Tatparya. This is the hinge-verse of the whole scripture. Verse 22 named the state beyond time, place, and designation; Verse 23 refuses to leave that state in the clouds. Bhairavī demands method. Singh's note is decisive here: she knows the truth already at the parā level, but wants it explained in vaikharī, the level of articulated speech. In other words, realization must become communicable and usable without ceasing to be supreme. Lakshmanjoo turns the same point into practice-language by repeatedly asking: with what means can this journey be adopted? Wallis hears the pedagogical force clearly: the teacher must answer so that the understanding is complete and correct. The 112 dhāraṇās are therefore not ornamental additions to a finished philosophy. They are Bhairava's direct response to the legitimate demand for adoptable means.
Sādhana. For this threshold verse, the practice is to become honest about what is being asked. If you speak of fullness, nonduality, or supreme consciousness, ask immediately: by what means is this to be entered here and now? Where is the gateway? What can actually be done or recognized? Then wait in that seriousness. Verse 23 does not yet give the method, but it creates the right interior posture for receiving one: intelligent urgency without vagueness.
5. Jaideva Singh — The Logical¶
Singh's note on vedmi is central. Bhairavī already knows at the parā level, yet asks for instruction because what is known transcendentally must be unfolded at the level of articulate speech and empirical understanding. The verse thus legitimizes doctrinal exposition and yogic instruction together: the supreme truth must be rendered communicable without being reduced.
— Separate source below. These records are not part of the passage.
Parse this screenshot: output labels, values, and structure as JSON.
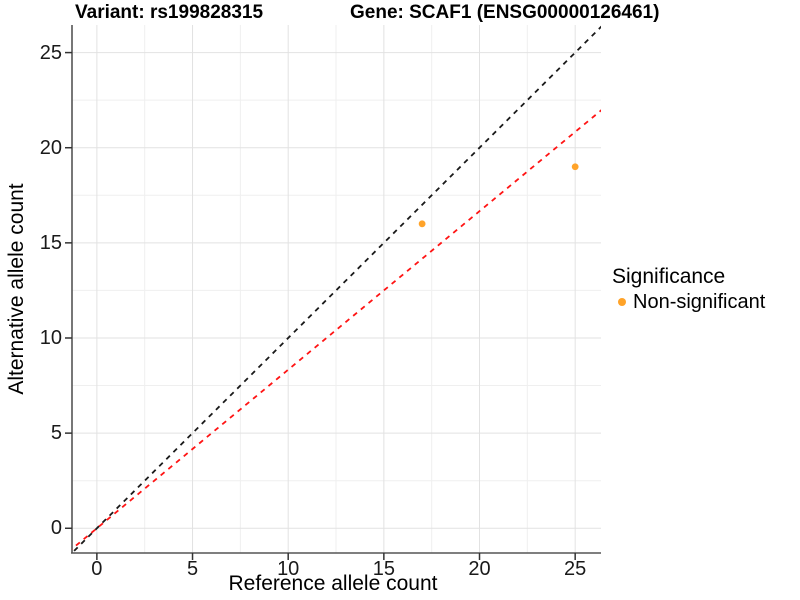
{
  "chart_data": {
    "type": "scatter",
    "title_left": "Variant: rs199828315",
    "title_right": "Gene: SCAF1 (ENSG00000126461)",
    "xlabel": "Reference allele count",
    "ylabel": "Alternative allele count",
    "xlim": [
      -1.3,
      26.35
    ],
    "ylim": [
      -1.3,
      26.45
    ],
    "x_ticks": [
      0,
      5,
      10,
      15,
      20,
      25
    ],
    "y_ticks": [
      0,
      5,
      10,
      15,
      20,
      25
    ],
    "x_minor_ticks": [
      2.5,
      7.5,
      12.5,
      17.5,
      22.5
    ],
    "y_minor_ticks": [
      2.5,
      7.5,
      12.5,
      17.5,
      22.5
    ],
    "grid": true,
    "series": [
      {
        "name": "Non-significant",
        "color": "#FFA329",
        "points": [
          {
            "x": 17,
            "y": 16
          },
          {
            "x": 25,
            "y": 19
          }
        ]
      }
    ],
    "lines": [
      {
        "name": "identity-line",
        "slope": 1.0,
        "intercept": 0,
        "color": "#1a1a1a",
        "style": "dashed"
      },
      {
        "name": "expected-ratio-line",
        "slope": 0.8333,
        "intercept": 0,
        "color": "#FF1414",
        "style": "dashed"
      }
    ],
    "legend": {
      "position": "right",
      "title": "Significance",
      "items": [
        {
          "label": "Non-significant",
          "color": "#FFA329"
        }
      ]
    },
    "colors": {
      "axis_line": "#555555",
      "tick_mark": "#333333",
      "grid_major": "#e2e2e2",
      "grid_minor": "#efefef"
    }
  }
}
6. Swami Lakshmanjoo — The Lineage¶
Lakshmanjoo keeps asking the practical question inside the verse: with what means can this journey be adopted? That is the hinge. He refuses to let mukham remain a metaphor. It is the route, the adoptable way. The practitioner is corrected here: stop collecting descriptions of the goal and ask for the exact means by which the goal becomes lived recognition.
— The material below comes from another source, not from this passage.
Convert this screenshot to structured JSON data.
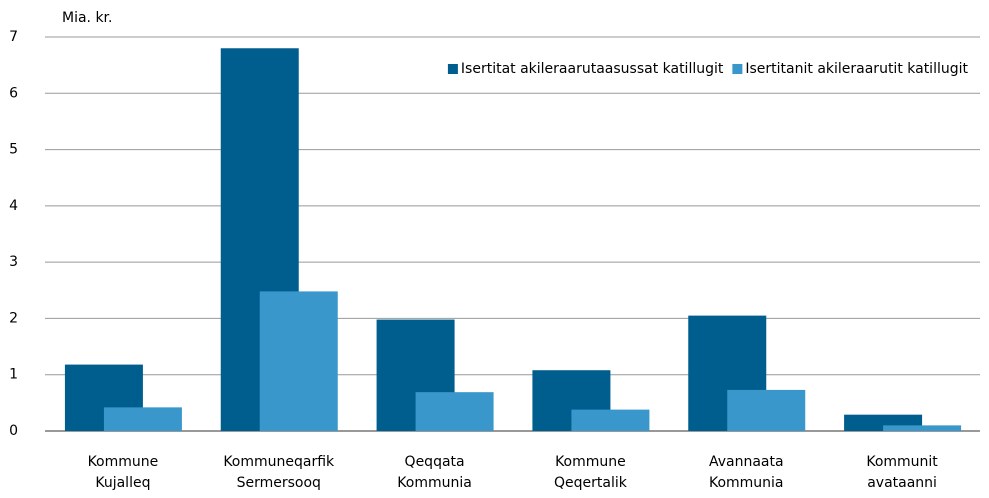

7. Mark Dyczkowski & Christopher Wallis — Context & Philology¶
Wallis reads this verse directly as the turning point where Bhairavī asks Bhairava to get less philosophical and more practical, and he stresses that samyak requires complete and correct understanding. No public verse-specific Dyczkowski treatment was located in the available official materials, so no direct Dyczkowski claim is made here.
8. Daniel Odier — The Somatic Grounding¶
Let the question enter the body. Feel how vague spirituality leaves the spine slack, the breath diffuse, the attention scattered. Then ask, with the chest, throat, and brow actually present: by what means is this entered? The organism gathers when the question becomes exact enough to be lived instead of admired.
9. Paul Reps — The "Sudden Hit"¶
N/A — Reps does not address the prologue verses.
10. Upāya Type¶
N/A. The verse asks for the means; it is not itself one fully specified means.
11. Resonance Check (Adhikāra)¶
This verse suits the practitioner who has had enough metaphysical atmosphere and is ready for exact instruction, clear transmission, and an accountable path of entry.
12. The "What Else?" — The Pitfall¶
The trap is to enjoy elevated language about fullness while never forcing the question of means. Then philosophy becomes a delay mechanism rather than a doorway.
13. Verse-Specific Glossary¶
- bharitākārā: having the form of fullness, plenitude, overflowing completeness.
- upāya: operative means, method of entry, practical approach.
- mukham: mouth, face, opening, gateway; here the actual entrance into realization.
- samyak: correctly, completely, in the proper way.
- vaikharī: articulated speech, the level at which what is known inwardly becomes expressible and teachable.